Bei Senioren, die zur Miete wohnen, warnt das Pestel-Institut vor Altersarmut: „Bei vielen Baby-Boomern gab es  immer wieder Phasen von Arbeitslosigkeit. Außerdem waren die geburtenstarken Jahrgänge die, die oft zum  Niedriglohn gearbeitet haben. Also gehen viele der Baby-Boomer mit einer eher kleinen Rente nach Hause. Ihre  Miete können sie sich damit nicht mehr leisten – sie wird zur ‚K.o.-Miete‘. In Zukunft werden also deutlich mehr  Menschen als heute im Wartburgkreis auf staatliche Unterstützung angewiesen sein, um überhaupt ein Dach über  dem Kopf zu haben“, so die Prognose von Pestel-Institutsleiter Günther. 

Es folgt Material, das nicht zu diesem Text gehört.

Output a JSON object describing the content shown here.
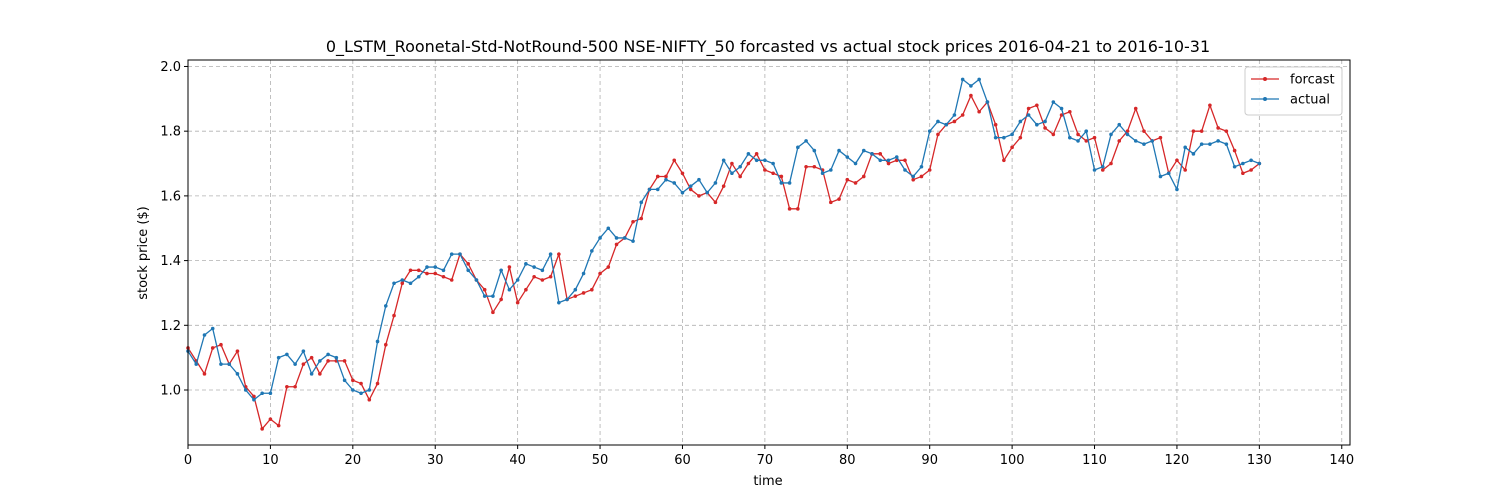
{
  "chart_data": {
    "type": "line",
    "title": "0_LSTM_Roonetal-Std-NotRound-500 NSE-NIFTY_50 forcasted vs actual stock prices 2016-04-21 to 2016-10-31",
    "xlabel": "time",
    "ylabel": "stock price ($)",
    "xlim": [
      0,
      141
    ],
    "ylim": [
      0.83,
      2.02
    ],
    "xticks": [
      0,
      10,
      20,
      30,
      40,
      50,
      60,
      70,
      80,
      90,
      100,
      110,
      120,
      130,
      140
    ],
    "yticks": [
      1.0,
      1.2,
      1.4,
      1.6,
      1.8,
      2.0
    ],
    "ytick_labels": [
      "1.0",
      "1.2",
      "1.4",
      "1.6",
      "1.8",
      "2.0"
    ],
    "grid": true,
    "legend_position": "top-right",
    "series": [
      {
        "name": "forcast",
        "color": "#d62728",
        "values": [
          1.13,
          1.09,
          1.05,
          1.13,
          1.14,
          1.08,
          1.12,
          1.01,
          0.98,
          0.88,
          0.91,
          0.89,
          1.01,
          1.01,
          1.08,
          1.1,
          1.05,
          1.09,
          1.09,
          1.09,
          1.03,
          1.02,
          0.97,
          1.02,
          1.14,
          1.23,
          1.33,
          1.37,
          1.37,
          1.36,
          1.36,
          1.35,
          1.34,
          1.42,
          1.39,
          1.34,
          1.31,
          1.24,
          1.28,
          1.38,
          1.27,
          1.31,
          1.35,
          1.34,
          1.35,
          1.42,
          1.28,
          1.29,
          1.3,
          1.31,
          1.36,
          1.38,
          1.45,
          1.47,
          1.52,
          1.53,
          1.62,
          1.66,
          1.66,
          1.71,
          1.67,
          1.62,
          1.6,
          1.61,
          1.58,
          1.63,
          1.7,
          1.66,
          1.7,
          1.73,
          1.68,
          1.67,
          1.66,
          1.56,
          1.56,
          1.69,
          1.69,
          1.68,
          1.58,
          1.59,
          1.65,
          1.64,
          1.66,
          1.73,
          1.73,
          1.7,
          1.71,
          1.71,
          1.65,
          1.66,
          1.68,
          1.79,
          1.82,
          1.83,
          1.85,
          1.91,
          1.86,
          1.89,
          1.82,
          1.71,
          1.75,
          1.78,
          1.87,
          1.88,
          1.81,
          1.79,
          1.85,
          1.86,
          1.79,
          1.77,
          1.78,
          1.68,
          1.7,
          1.77,
          1.8,
          1.87,
          1.8,
          1.77,
          1.78,
          1.67,
          1.71,
          1.68,
          1.8,
          1.8,
          1.88,
          1.81,
          1.8,
          1.74,
          1.67,
          1.68,
          1.7
        ]
      },
      {
        "name": "actual",
        "color": "#1f77b4",
        "values": [
          1.12,
          1.08,
          1.17,
          1.19,
          1.08,
          1.08,
          1.05,
          1.0,
          0.97,
          0.99,
          0.99,
          1.1,
          1.11,
          1.08,
          1.12,
          1.05,
          1.09,
          1.11,
          1.1,
          1.03,
          1.0,
          0.99,
          1.0,
          1.15,
          1.26,
          1.33,
          1.34,
          1.33,
          1.35,
          1.38,
          1.38,
          1.37,
          1.42,
          1.42,
          1.37,
          1.34,
          1.29,
          1.29,
          1.37,
          1.31,
          1.34,
          1.39,
          1.38,
          1.37,
          1.42,
          1.27,
          1.28,
          1.31,
          1.36,
          1.43,
          1.47,
          1.5,
          1.47,
          1.47,
          1.46,
          1.58,
          1.62,
          1.62,
          1.65,
          1.64,
          1.61,
          1.63,
          1.65,
          1.61,
          1.64,
          1.71,
          1.67,
          1.69,
          1.73,
          1.71,
          1.71,
          1.7,
          1.64,
          1.64,
          1.75,
          1.77,
          1.74,
          1.67,
          1.68,
          1.74,
          1.72,
          1.7,
          1.74,
          1.73,
          1.71,
          1.71,
          1.72,
          1.68,
          1.66,
          1.69,
          1.8,
          1.83,
          1.82,
          1.85,
          1.96,
          1.94,
          1.96,
          1.89,
          1.78,
          1.78,
          1.79,
          1.83,
          1.85,
          1.82,
          1.83,
          1.89,
          1.87,
          1.78,
          1.77,
          1.8,
          1.68,
          1.69,
          1.79,
          1.82,
          1.79,
          1.77,
          1.76,
          1.77,
          1.66,
          1.67,
          1.62,
          1.75,
          1.73,
          1.76,
          1.76,
          1.77,
          1.76,
          1.69,
          1.7,
          1.71,
          1.7
        ]
      }
    ]
  }
}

Die Untersuchung nimmt auch das Mieter-Portemonnaie der Senioren ins Visier: So liegt die durchschnittliche  Kaltmiete im Wartburgkreis aktuell bei rund 5,40 Euro pro Quadratmeter Wohnfläche. 64 Prozent der  Seniorenhaushalte, die zur Miete wohnen, leben sogar günstiger: Rund 6.700 Haushalte im Wartburgkreis, in  denen Ältere leben, zahlen nach Angaben des Pestel-Instituts derzeit weniger als die Durchschnittsmiete. 

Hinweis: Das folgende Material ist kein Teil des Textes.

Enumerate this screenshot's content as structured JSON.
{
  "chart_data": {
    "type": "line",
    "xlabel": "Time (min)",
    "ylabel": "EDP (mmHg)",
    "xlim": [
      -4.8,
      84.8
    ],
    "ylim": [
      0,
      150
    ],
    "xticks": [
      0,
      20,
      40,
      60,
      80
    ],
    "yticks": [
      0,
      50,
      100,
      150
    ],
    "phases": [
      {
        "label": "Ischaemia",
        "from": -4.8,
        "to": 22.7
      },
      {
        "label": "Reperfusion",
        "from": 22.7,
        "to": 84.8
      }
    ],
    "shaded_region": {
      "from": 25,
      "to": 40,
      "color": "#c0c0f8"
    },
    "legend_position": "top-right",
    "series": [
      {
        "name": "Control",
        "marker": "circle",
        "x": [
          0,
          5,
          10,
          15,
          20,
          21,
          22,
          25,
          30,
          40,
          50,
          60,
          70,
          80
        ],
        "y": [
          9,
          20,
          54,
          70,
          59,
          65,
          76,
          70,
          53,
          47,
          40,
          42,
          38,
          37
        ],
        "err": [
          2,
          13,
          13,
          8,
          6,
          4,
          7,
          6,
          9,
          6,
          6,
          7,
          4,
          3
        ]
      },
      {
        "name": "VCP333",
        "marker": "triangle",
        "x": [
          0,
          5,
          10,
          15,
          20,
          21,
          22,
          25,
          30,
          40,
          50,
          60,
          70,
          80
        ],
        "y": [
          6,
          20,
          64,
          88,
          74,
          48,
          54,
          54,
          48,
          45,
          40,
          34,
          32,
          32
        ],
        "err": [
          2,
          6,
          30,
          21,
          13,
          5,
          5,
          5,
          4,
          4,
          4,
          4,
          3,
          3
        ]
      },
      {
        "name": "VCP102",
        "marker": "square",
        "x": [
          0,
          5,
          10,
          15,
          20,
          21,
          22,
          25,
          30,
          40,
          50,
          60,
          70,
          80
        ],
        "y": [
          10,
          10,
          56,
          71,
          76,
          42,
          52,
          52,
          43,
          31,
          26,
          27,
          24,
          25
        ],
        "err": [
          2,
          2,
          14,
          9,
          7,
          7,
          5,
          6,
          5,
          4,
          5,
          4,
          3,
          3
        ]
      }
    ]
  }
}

„Noch jedenfalls“, sagt Ökonom Matthias Günther. Denn das werde sich deutlich ändern, wenn der Staat nicht  bereit sei, den Neubau von Seniorenwohnungen und den altersgerechten Umbau bestehender Wohnungen  kräftig zu unterstützen. Dabei warnt der Wissenschaftler: „Eine Wohnung altersgerecht zu machen, kostet Geld  und schraubt die Miete nach oben. Aber eine höhere Miete können sich viele Ältere einfach nicht leisten. Und  erst recht nicht die Kosten für eine seniorengerechte Sanierung ihrer Wohnung.“ 

Dabei sei es für die öffentlichen Kassen in der Regel sogar deutlich günstiger, altersgerechten Wohnraum zu  schaffen: „Andernfalls sind Ältere nämlich gezwungen, ins Heim zu gehen. Und die Kosten für einen Heimplatz  stehen auf Dauer in keinem Verhältnis zu dem, was der Staat investieren müsste, um eine altersgerechte  Wohnung zu schaffen“, so Pestel-Institutsleiter Matthias Günther.